Les années 2007 et 2008 ont constitué des années charnières pour l’évolution du réseau, en raison de l’élan donné par la décision de prise en charge de la scolarité, de l’accroissement de la capacité des établissements et de la bonne marche du système des bourses.

Avec 5000 élèves de plus en 2006 comme en 2007, dont 4000 élèves français, la capacité d’accueil maximale est atteinte dans la quasi-totalité des grandes villes.

Ainsi, si depuis le transfert de la compétence immobilière à l’AEFE il y a 3 ans, 30 millions d’euros d’investissement avaient permis la remise aux normes des établissements vieillissants, l’extension du réseau est aujourd’hui indispensable.

Lors du Conseil d’administration de l’Agence de décembre, a été voté une programmation immobilière sur 3 ans de 20 millions d’euros. Par ailleurs, le département viendra à l’appui de ces efforts d’investissement avec 8,5 millions d’euros. Avec la mobilisation de toutes les énergies, cette extension du réseau pourra être menée à bien, mais les parents d’élève devront accepter encore 2 ou 3 ans d’inconfort.

Pour la mise en place de la mesure de prise en charge de la scolarité un groupe de travail, composé notamment de sénateurs et de membres de l’AFE, a été créé sitôt la mesure annoncée par le Président de la République, pour étudier sa mise en œuvre. L’exigence d’une demande formelle de la part des familles a ainsi été suggérée pour pallier les contentieux éventuels avec les pays de résidence, au regard de la rupture d’égalité induite par la distinction opérée de fait entre français et étrangers.

Une dotation complémentaire de 5 millions d’euros a été prévue pour la fin de l’année 2007 et 20 millions d’euros ont été inscrits dans la loi de finances 2008 pour pourvoir l’application en année pleine au profit des classes de terminale et de première.
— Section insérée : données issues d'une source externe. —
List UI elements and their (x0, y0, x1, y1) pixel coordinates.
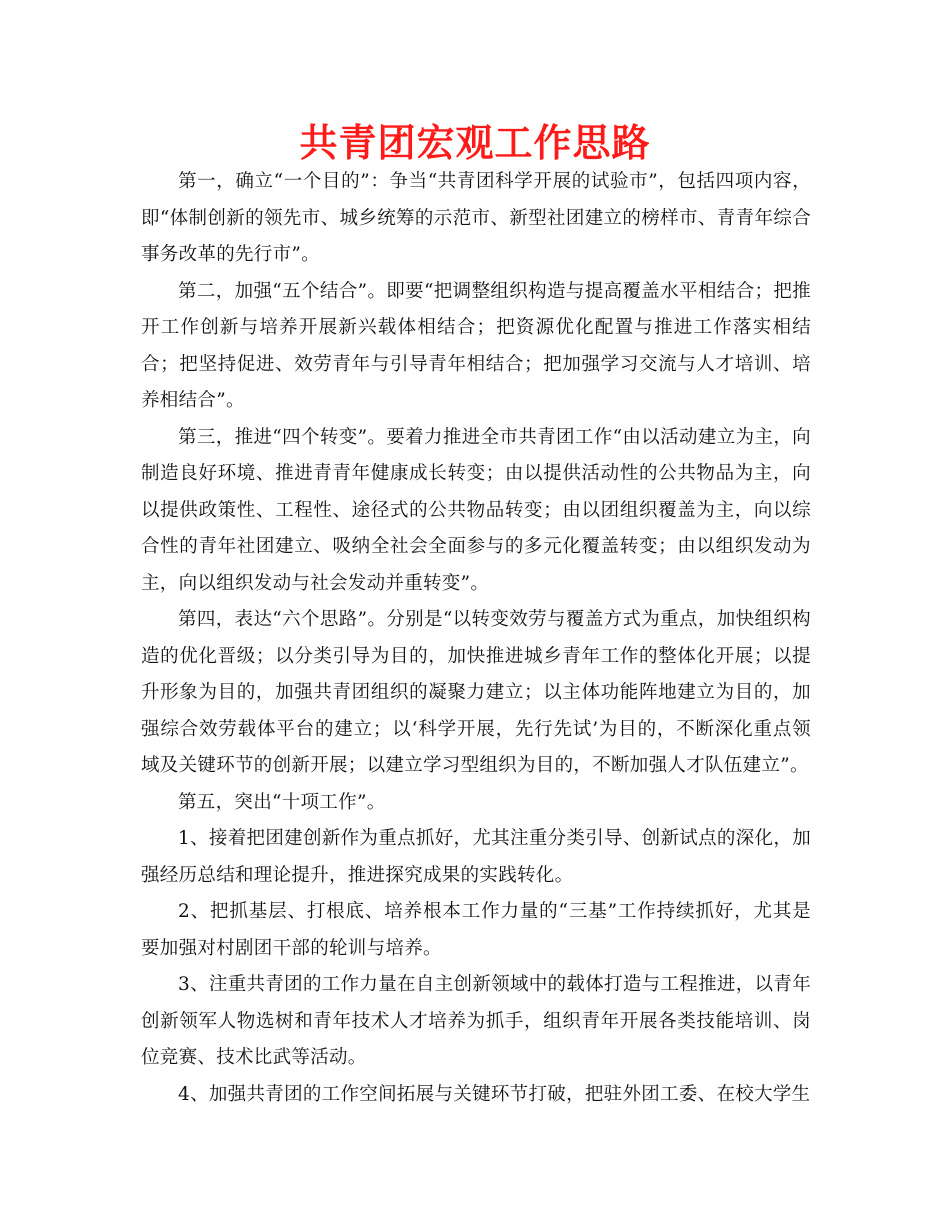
paragraph-4: 第四，表达“六个思路”。分别是“以转变效劳与覆盖方式为重点，加快组织构造的优化晋级；以分类引导为目的，加快推进城乡青年工作的整体化开展；以提升形象为目的，加强共青团组织的凝聚力建立；以主体功能阵地建立为目的，加强综合效劳载体平台的建立；以‘科学开展，先行先试’为目的，不断深化重点领域及关键环节的创新开展；以建立学习型组织为目的，不断加强人才队伍建立”。 (141, 609, 811, 776)
paragraph-8: 3、注重共青团的工作力量在自主创新领域中的载体打造与工程推进，以青年创新领军人物选树和青年技术人才培养为抓手，组织青年开展各类技能培训、岗位竞赛、技术比武等活动。 (141, 974, 811, 1068)
paragraph-9: 4、加强共青团的工作空间拓展与关键环节打破，把驻外团工委、在校大学生 (178, 1083, 811, 1105)
paragraph-7: 2、把抓基层、打根底、培养根本工作力量的“三基”工作持续抓好，尤其是要加强对村剧团干部的轮训与培养。 (141, 901, 811, 959)
paragraph-3: 第三，推进“四个转变”。要着力推进全市共青团工作“由以活动建立为主，向制造良好环境、推进青青年健康成长转变；由以提供活动性的公共物品为主，向以提供政策性、工程性、途径式的公共物品转变；由以团组织覆盖为主，向以综合性的青年社团建立、吸纳全社会全面参与的多元化覆盖转变；由以组织发动为主，向以组织发动与社会发动并重转变”。 (141, 426, 811, 594)
paragraph-6: 1、接着把团建创新作为重点抓好，尤其注重分类引导、创新试点的深化，加强经历总结和理论提升，推进探究成果的实践转化。 (141, 828, 811, 886)
paragraph-5: 第五，突出“十项工作”。 (178, 791, 386, 813)
paragraph-1: 第一，确立“一个目的”：争当“共青团科学开展的试验市”，包括四项内容，即“体制创新的领先市、城乡统筹的示范市、新型社团建立的榜样市、青青年综合事务改革的先行市”。 (141, 171, 811, 265)
document-body (141, 164, 811, 1113)
paragraph-2: 第二，加强“五个结合”。即要“把调整组织构造与提高覆盖水平相结合；把推开工作创新与培养开展新兴载体相结合；把资源优化配置与推进工作落实相结合；把坚持促进、效劳青年与引导青年相结合；把加强学习交流与人才培训、培养相结合”。 (141, 280, 811, 411)
document-title: 共青团宏观工作思路 (299, 121, 651, 165)
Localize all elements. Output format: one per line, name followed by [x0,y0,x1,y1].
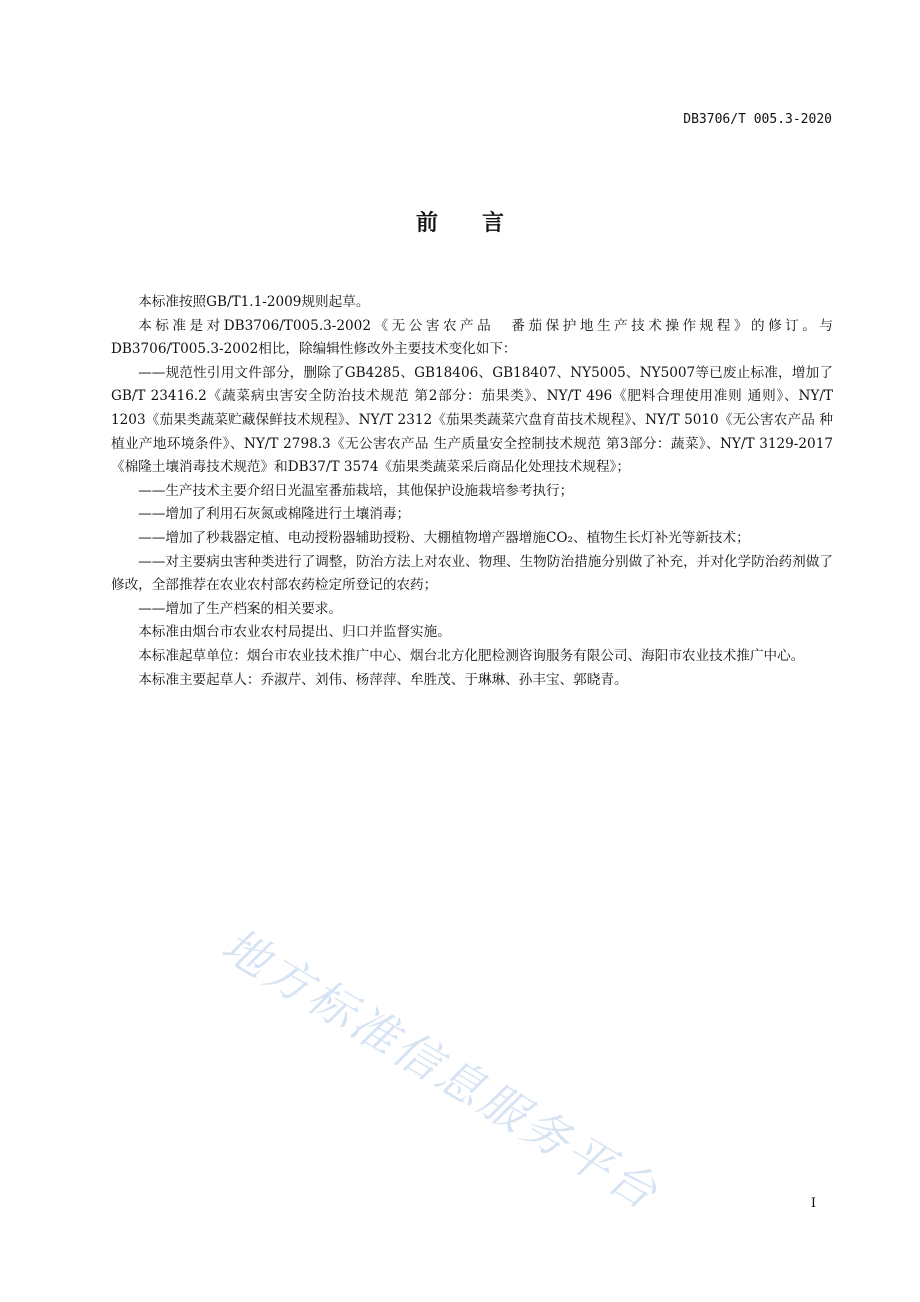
paragraph-change-production-tech: ——生产技术主要介绍日光温室番茄栽培，其他保护设施栽培参考执行； [138,482,574,499]
watermark-text: 地方标准信息服务平台 [212,917,669,1222]
paragraph-revision-note: 本标准是对DB3706/T005.3-2002《无公害农产品 番茄保护地生产技术操作规程》的修订。与DB3706/T005.3-2002相比，除编辑性修改外主要技术变化如下： [111,317,833,358]
document-body [111,291,833,692]
paragraph-change-production-records: ——增加了生产档案的相关要求。 [138,600,343,617]
paragraph-drafters: 本标准主要起草人：乔淑芹、刘伟、杨萍萍、牟胜茂、于琳琳、孙丰宝、郭晓青。 [138,671,628,688]
paragraph-drafting-units: 本标准起草单位：烟台市农业技术推广中心、烟台北方化肥检测咨询服务有限公司、海阳市农业技术推广中心。 [138,647,805,664]
paragraph-drafting-rule: 本标准按照GB/T1.1-2009规则起草。 [138,294,370,310]
paragraph-proposer: 本标准由烟台市农业农村局提出、归口并监督实施。 [138,624,451,641]
paragraph-change-references: ——规范性引用文件部分，删除了GB4285、GB18406、GB18407、NY5005、NY5007等已废止标准，增加了GB/T 23416.2《蔬菜病虫害安全防治技术规范 第2部分：茄果类》、NY/T 496《肥料合理使用准则 通则》、NY/T 1203《茄果类蔬菜贮藏保鲜技术规程》、NY/T 2312《茄果类蔬菜穴盘育苗技术规程》、NY/T 5010《无公害农产品 种植业产地环境条件》、NY/T 2798.3《无公害农产品 生产质量安全控制技术规范 第3部分：蔬菜》、NY/T 3129-2017《棉隆土壤消毒技术规范》和DB37/T 3574《茄果类蔬菜采后商品化处理技术规程》； [111,364,833,476]
paragraph-change-soil-disinfection: ——增加了利用石灰氮或棉隆进行土壤消毒； [138,506,411,523]
paragraph-change-pest-control: ——对主要病虫害种类进行了调整，防治方法上对农业、物理、生物防治措施分别做了补充，并对化学防治药剂做了修改，全部推荐在农业农村部农药检定所登记的农药； [111,553,833,594]
paragraph-change-new-technology: ——增加了秒栽器定植、电动授粉器辅助授粉、大棚植物增产器增施CO₂、植物生长灯补光等新技术； [138,529,750,546]
page-number: I [810,1196,816,1211]
page-title: 前言 [415,211,548,236]
document-code: DB3706/T 005.3-2020 [683,112,832,127]
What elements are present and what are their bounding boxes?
Le formulaire de demande, qui ne peut en aucun cas être confondu avec celui des bourses, a été établi avec un souci de simplification maximale (pièces justificatives en nombre réduit, absence de démarche complémentaire), les indications des familles s’exprimant uniquement sur un mode déclaratif, notamment quant aux aides directes ou indirectes perçues par ailleurs. Concernant la stipulation selon laquelle cette prise en charge ne constitue pas un droit, elle figure déjà dans l’Instruction générale des bourses et est juridiquement nécessaire, tout droit étant conditionné par l’existence d’une enveloppe budgétaire correspondante.

200 dossiers ont été déposés à la mi-décembre, et 3500 sont attendus. Ce chiffre,inférieur aux 4 200 élèves concernés,s’expliquant par le nombre d’élèves déjà boursiers et ne devant pas, à ce titre, déposer de dossier.

Cette mesure va occasionner une évolution du dialogue existant entre les établissements homologués et l’AEFE, au regard du nouveau poids que l’Agence représente. Peu d’inquiétude est manifestée quant à une hausse des coûts de fonctionnement et donc des frais d’écolage.

Concernant le système des bourses, 11 millions d’euros sont nécessaires en sus des 47 millions disponibles dans le budget des bourses, mais aucune modification des critères n’a été prévue par la Commission nationale des bourses.